Однако ехали без лишнего шума, гуськом тянулись, друг за другом, согревая под теплыми полушубками на груди верные свои кольты и маузеры. От греха, чем черт не шутит.
Сибирцев смотрел на убегающую из-под полозьев дорогу. Далеко позади, в распадке между сопок, низко над горизонтом стояла яркая, неизвестная ему звезда. Переливалась, искрилась. И был свет ее мерцающим и печальным, напоминающим что-то забытое, может быть, чужие звезды Маньчжурии, а может, еще более давнее, довоенное, студенческое. Ту единственную, с отчаянными цыганскими глазами и нежную, словно полевой вьюнок повилика. Как теперь далеко все это… Лучше не думать, не помнить.
Закряхтел переворачиваясь с боку на бок, Михеев, плотнее привалился к спине Сибирцева.
— Так что было после Яши? — негромко спросил Сибирцев.

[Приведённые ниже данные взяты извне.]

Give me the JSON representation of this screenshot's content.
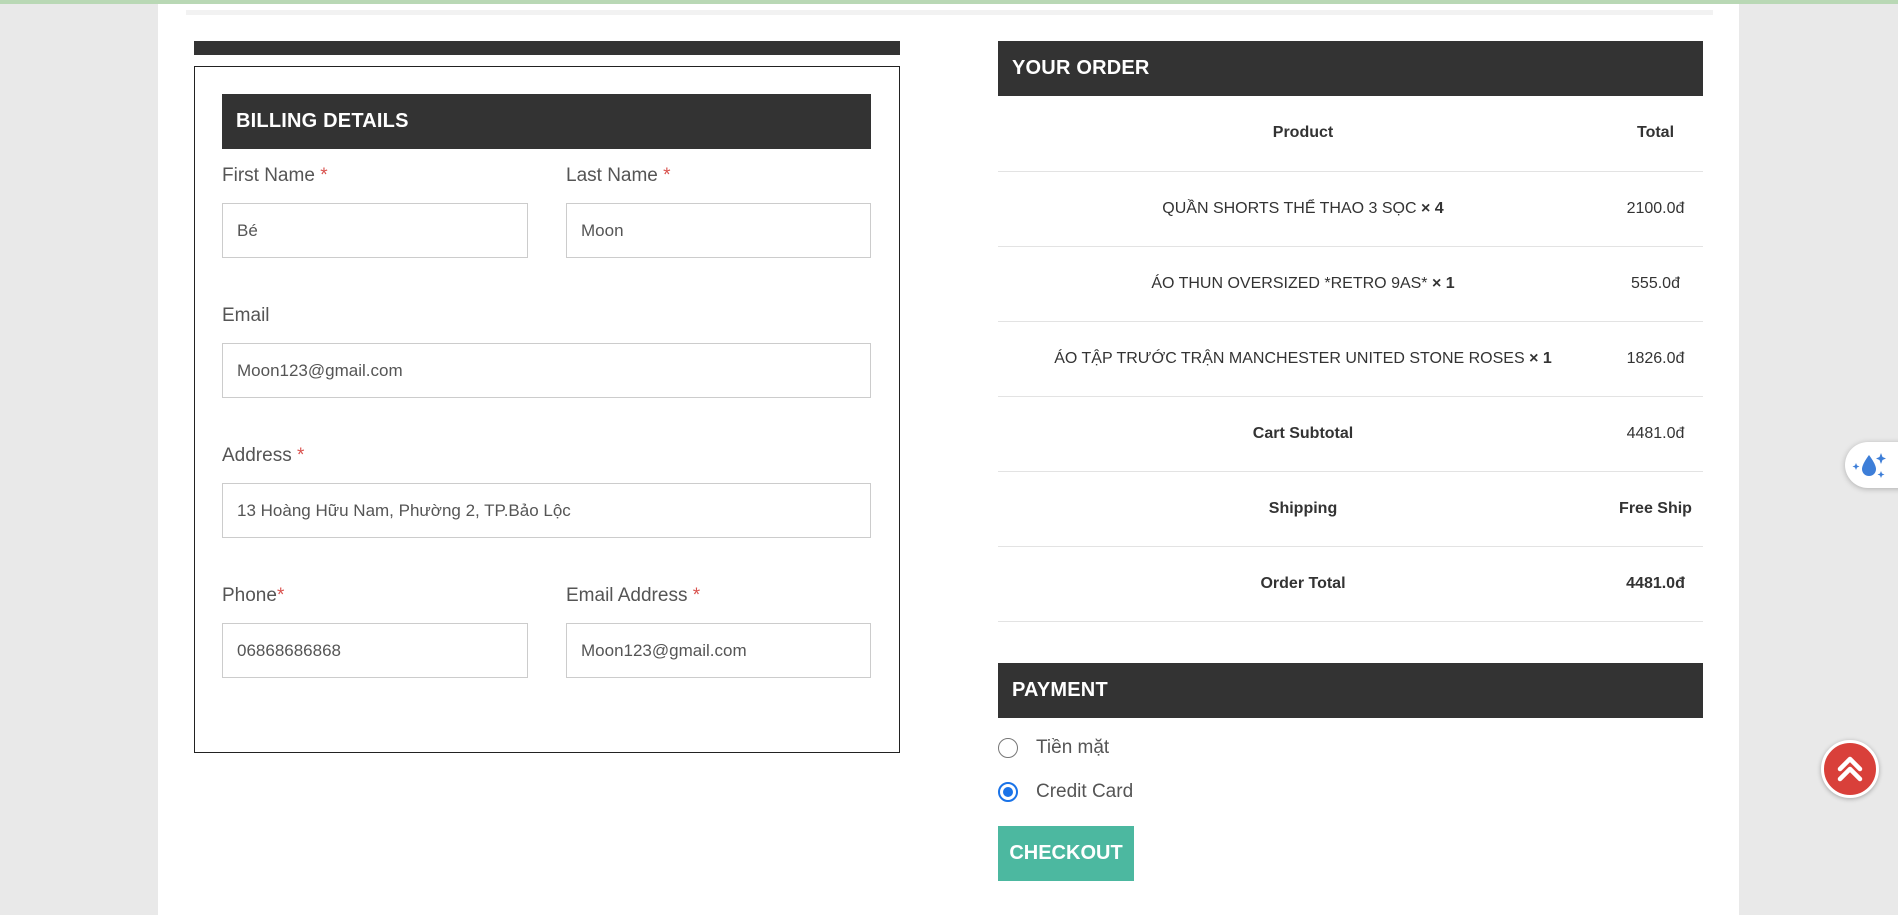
{
  "billing": {
    "title": "BILLING DETAILS",
    "first_name": {
      "label": "First Name",
      "required": "*",
      "value": "Bé"
    },
    "last_name": {
      "label": "Last Name",
      "required": "*",
      "value": "Moon"
    },
    "email": {
      "label": "Email",
      "value": "Moon123@gmail.com"
    },
    "address": {
      "label": "Address",
      "required": "*",
      "value": "13 Hoàng Hữu Nam, Phường 2, TP.Bảo Lộc"
    },
    "phone": {
      "label": "Phone",
      "required": "*",
      "value": "06868686868"
    },
    "email_address": {
      "label": "Email Address",
      "required": "*",
      "value": "Moon123@gmail.com"
    }
  },
  "order": {
    "title": "YOUR ORDER",
    "headers": {
      "product": "Product",
      "total": "Total"
    },
    "items": [
      {
        "name": "QUẦN SHORTS THỂ THAO 3 SỌC",
        "qty": "× 4",
        "total": "2100.0đ"
      },
      {
        "name": "ÁO THUN OVERSIZED *RETRO 9AS*",
        "qty": "× 1",
        "total": "555.0đ"
      },
      {
        "name": "ÁO TẬP TRƯỚC TRẬN MANCHESTER UNITED STONE ROSES",
        "qty": "× 1",
        "total": "1826.0đ"
      }
    ],
    "subtotal": {
      "label": "Cart Subtotal",
      "value": "4481.0đ"
    },
    "shipping": {
      "label": "Shipping",
      "value": "Free Ship"
    },
    "order_total": {
      "label": "Order Total",
      "value": "4481.0đ"
    }
  },
  "payment": {
    "title": "PAYMENT",
    "options": [
      {
        "label": "Tiền mặt",
        "selected": false
      },
      {
        "label": "Credit Card",
        "selected": true
      }
    ],
    "checkout_label": "CHECKOUT"
  },
  "colors": {
    "header_bg": "#333333",
    "required": "#d9534f",
    "checkout": "#4cb8a0",
    "scroll_top": "#d9403a",
    "radio_selected": "#1a73e8"
  },
  "icons": {
    "scroll_top": "double-chevron-up-icon",
    "floating_widget": "water-drop-sparkle-icon"
  }
}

Яшу Сивачева взяли неожиданно. Где-то был промах. И Михеев и Сибирцев знали твердо: одно сказанное слово — и крышка всем. Несчетные дни и ночи жили как на вулкане, готовые к аресту, пыткам, жестокой смерти. Сибирцеву была хорошо известна семеновская контрразведка: бывшие сыщики и жандармы, озлобленные авантюристы, развратники, изощренные насильники- грязные отбросы развалившейся царской охранки, не моргнув глазом отсылавшие людей на виселицу ради любой денежной или иной награды. Мертвый мог бы заговорить в их руках. А Яша молчал. Потом Сибирцев присутствовал при его расстреле. Он должен был присутствовать: у него не было другого выхода.
Нет, внешне Сибирцев не изменился, может быть, жестче обозначилась тогда морщина на лбу, над переносицей. Да вот и все, А позже пришел и ему приказ: немедленно уходить. Михеев выстроил удобную версию, совпавшую с затянувшимися апрельскими боями под Читой, и Сибирцев ушел. А Михеев остался…
Что было после Яши?…
В мае двадцатого РСФСР признала верхнеудинское правительство, и встал вопрос об объединении всего Дальневосточного края. Среди японцев это сообщение вызвало переполох. Единственный расчет оставался на Семенова, на его забайкальские владения, на то, что будущее единое правительство Дальнего Востока оставит Семенова хотя бы атаманом казачьих войск Забайкалья. В противном случае Япония снимает с себя всякую ответственность за прекращение гражданской войны. Одновременно японский генерал Оой отдал приказ готовить немедленное наступление на Амурскую область, на Хабаровск. И в этот самый момент во Владивостоке было опубликовано воззвание, где полностью и со всеми подробностями излагались планы японского командования. Взрыв бомбы произвел бы меньший эффект. Представители дипломатических консульств взяли японцев, что называется, за горло, требуя объяснений по поводу их территориальных притязаний. Начальник японской дипломатической миссии при штабе экспедиционных войск граф Мацудайра вынужден был официально заверить союзников, что Япония никаких захватов делать не собирается. Была перехвачена телеграмма генерала Ооя: «Все наши планы становятся известными. Коммунисты имеют о наших планах документы… По приказу военминистра в Хабаровск подкреплений послано не будет…»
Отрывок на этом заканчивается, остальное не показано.